PETALING JAYA: Bankruptcy statistics in Malaysia, particularly for those between 25 and 34 years old, are a cause for concern, especially when the situation is entirely avoidable.
There are a number of reasons youth can find themselves in financial distress, and part of that is due to lifestyle choices and not tracking spending habits, said Ascendur Bistari Sdn Bhd licensed financial planner Jon Ti Yi Hong.
“Most of the time, for this age group, it’s rare to see good cash flow budgeting and most of them don’t know how they spend their money. Sometimes they also tend to overcommit to certain things, and coupled with overusing a credit card, it can lead to quite a big mess,” Ti told SunBiz.
He explained that for those who had just joined the workforce, they would likely have a low starting salary, and as such, taking on too many financial commitments or spending too quickly would also very quickly lead to insurmountable debt.
VKA Wealth Planners Sdn Bhd licensed financial planner Pang Wan Khim pointed out that while most youths tended to have a “you only live once” mentality leading to irresponsible spending, becoming a guarantor to friends and family can also be a factor.
“You should be careful about agreeing to be a guarantor for anyone because it may not be wise to tie our financial future to another person’s skill and knowledge to manage their money,” she said in an email response to SunBiz.
However, Finwealth Management Sdn Bhd director of financial planning Felix Neoh said there was also the issue of loan repayments to consider.
“I would guess that for those just starting out, there are PTPTN (higher education) loans that they may have already started repayments for, and with low starting salaries together with high living expenses, I think that’s where they put themselves into problems.”
“There is also a rising trend of banks and financial institutions ramping up activities when it comes to lending in the personal loan space,” he said.
According to monthly statistics on Bank Negara Malaysia’s website, the amount in loans applied for in August 2019 for personal use stood at RM6.15 billion, from RM6.67 billion in August 2018.

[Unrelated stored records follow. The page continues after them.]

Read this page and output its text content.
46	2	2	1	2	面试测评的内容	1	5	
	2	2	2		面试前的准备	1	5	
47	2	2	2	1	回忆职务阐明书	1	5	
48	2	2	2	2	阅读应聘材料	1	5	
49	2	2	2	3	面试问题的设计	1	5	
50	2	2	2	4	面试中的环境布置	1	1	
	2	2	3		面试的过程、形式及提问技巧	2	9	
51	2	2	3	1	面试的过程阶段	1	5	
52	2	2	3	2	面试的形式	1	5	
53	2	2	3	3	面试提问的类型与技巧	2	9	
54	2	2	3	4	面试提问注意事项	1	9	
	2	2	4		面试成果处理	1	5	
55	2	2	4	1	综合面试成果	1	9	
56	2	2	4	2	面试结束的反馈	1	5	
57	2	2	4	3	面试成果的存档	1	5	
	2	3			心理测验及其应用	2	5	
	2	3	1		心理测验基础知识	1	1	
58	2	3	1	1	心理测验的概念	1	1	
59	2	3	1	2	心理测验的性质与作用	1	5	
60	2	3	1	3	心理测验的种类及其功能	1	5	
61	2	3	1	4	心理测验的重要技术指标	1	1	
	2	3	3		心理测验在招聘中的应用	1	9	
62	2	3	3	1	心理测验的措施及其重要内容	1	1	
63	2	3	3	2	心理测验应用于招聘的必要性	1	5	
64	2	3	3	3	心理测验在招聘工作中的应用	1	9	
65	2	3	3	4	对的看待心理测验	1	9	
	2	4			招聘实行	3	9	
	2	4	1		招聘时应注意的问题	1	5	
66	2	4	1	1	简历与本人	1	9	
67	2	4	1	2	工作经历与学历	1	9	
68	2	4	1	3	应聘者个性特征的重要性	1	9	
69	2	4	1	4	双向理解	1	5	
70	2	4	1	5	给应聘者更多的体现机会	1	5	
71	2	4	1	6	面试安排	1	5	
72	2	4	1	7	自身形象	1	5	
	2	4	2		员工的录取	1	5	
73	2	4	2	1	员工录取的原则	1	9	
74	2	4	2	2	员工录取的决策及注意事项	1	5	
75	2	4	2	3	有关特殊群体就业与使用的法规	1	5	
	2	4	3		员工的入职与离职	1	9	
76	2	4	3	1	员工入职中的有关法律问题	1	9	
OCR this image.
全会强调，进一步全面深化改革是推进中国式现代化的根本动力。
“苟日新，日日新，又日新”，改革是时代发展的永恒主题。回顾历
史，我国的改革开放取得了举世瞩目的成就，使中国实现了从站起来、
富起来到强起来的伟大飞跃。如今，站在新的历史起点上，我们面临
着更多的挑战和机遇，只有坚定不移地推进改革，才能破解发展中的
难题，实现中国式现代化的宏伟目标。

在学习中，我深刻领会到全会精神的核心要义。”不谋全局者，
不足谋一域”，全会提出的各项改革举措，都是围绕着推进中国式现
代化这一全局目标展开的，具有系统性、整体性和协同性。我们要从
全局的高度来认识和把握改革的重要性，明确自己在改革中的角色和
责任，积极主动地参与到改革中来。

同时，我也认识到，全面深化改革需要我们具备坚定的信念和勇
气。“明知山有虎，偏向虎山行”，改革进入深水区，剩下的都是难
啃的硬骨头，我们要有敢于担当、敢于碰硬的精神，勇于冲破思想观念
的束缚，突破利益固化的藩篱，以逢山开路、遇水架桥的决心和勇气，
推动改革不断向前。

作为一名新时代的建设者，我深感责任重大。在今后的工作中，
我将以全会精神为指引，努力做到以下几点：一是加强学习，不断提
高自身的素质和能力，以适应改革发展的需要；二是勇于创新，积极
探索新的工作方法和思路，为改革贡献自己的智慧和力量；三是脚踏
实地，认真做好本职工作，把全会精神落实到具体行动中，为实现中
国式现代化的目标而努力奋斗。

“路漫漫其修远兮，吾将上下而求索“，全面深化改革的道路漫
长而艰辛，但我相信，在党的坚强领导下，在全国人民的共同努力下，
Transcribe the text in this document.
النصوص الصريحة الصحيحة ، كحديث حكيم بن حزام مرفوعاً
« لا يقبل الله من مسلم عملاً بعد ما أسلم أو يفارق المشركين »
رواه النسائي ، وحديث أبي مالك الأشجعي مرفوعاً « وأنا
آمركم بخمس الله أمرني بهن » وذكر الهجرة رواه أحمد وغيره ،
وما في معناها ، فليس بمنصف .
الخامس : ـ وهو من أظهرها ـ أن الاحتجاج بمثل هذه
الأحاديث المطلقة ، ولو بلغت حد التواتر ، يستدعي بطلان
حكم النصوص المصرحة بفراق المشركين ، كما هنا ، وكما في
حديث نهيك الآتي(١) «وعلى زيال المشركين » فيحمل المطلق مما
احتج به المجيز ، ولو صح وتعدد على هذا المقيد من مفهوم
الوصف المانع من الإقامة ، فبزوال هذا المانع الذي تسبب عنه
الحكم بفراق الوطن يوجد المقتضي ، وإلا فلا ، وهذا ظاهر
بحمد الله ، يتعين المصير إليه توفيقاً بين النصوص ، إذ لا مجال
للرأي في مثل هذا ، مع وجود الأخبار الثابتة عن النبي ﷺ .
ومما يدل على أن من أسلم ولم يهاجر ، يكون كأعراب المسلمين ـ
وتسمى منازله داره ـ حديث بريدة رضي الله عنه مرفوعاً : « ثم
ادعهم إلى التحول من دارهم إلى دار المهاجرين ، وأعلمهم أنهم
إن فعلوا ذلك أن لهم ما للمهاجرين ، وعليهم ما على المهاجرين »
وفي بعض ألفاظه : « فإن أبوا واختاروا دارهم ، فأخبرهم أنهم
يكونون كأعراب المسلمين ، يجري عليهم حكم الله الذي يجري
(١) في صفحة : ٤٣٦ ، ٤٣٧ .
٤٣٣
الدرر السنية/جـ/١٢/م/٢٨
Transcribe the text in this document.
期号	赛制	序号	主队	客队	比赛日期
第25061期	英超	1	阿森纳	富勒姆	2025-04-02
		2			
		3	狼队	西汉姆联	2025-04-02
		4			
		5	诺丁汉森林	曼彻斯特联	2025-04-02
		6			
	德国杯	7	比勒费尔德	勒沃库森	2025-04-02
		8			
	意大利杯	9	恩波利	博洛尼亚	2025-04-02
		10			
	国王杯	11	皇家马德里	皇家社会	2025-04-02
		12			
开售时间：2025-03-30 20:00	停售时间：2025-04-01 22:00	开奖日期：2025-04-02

Total loans applied for credit cards was at RM3.77 billion in August 2019, from RM4.73 billion at the same time last year.
Of loans approved, RM2.41 billion was for personal use, from RM2.12 billion in August 2018. Credit card loan approvals however dropped to RM1.57 billion, from RM1.7 billion on a year-on-year basis.
Bearing these factors in mind, there are some practical ways for young people to make sure they stay on top of their finances.
Pang said that while the most obvious thing to do might seem to be avoiding having liabilities, this is not realistic as there definitely would be circumstances in which loans would have to be taken on.
“So the better question is, how can a person avoid abusing the credit facility that is available? Most people have a belief in saving the balance they have. When we have this strategy, we may not get to save any if there is no balance left after spending.
“Hence, the easier and sure-work way is to save before you spend. It will be more effective when we automate this process and keep these savings in accounts that are not so accessible to our hands,” she said.
Ti and Neoh advocate tracking spending habits diligently as a way of monitoring cash flow.
“Tracking expenses is important. There are so many apps available for free on our smartphones, but no matter which app you use, you must be diligent about it. Then once you are in this habit of tracking, over time, you will be able to see what you might be overspending on,” said Neoh.
The importance of financial literacy also cannot be ignored, Neoh said, but currently, such programmes are organised on an ad-hoc basis and there is often no follow-through after a programme has been completed.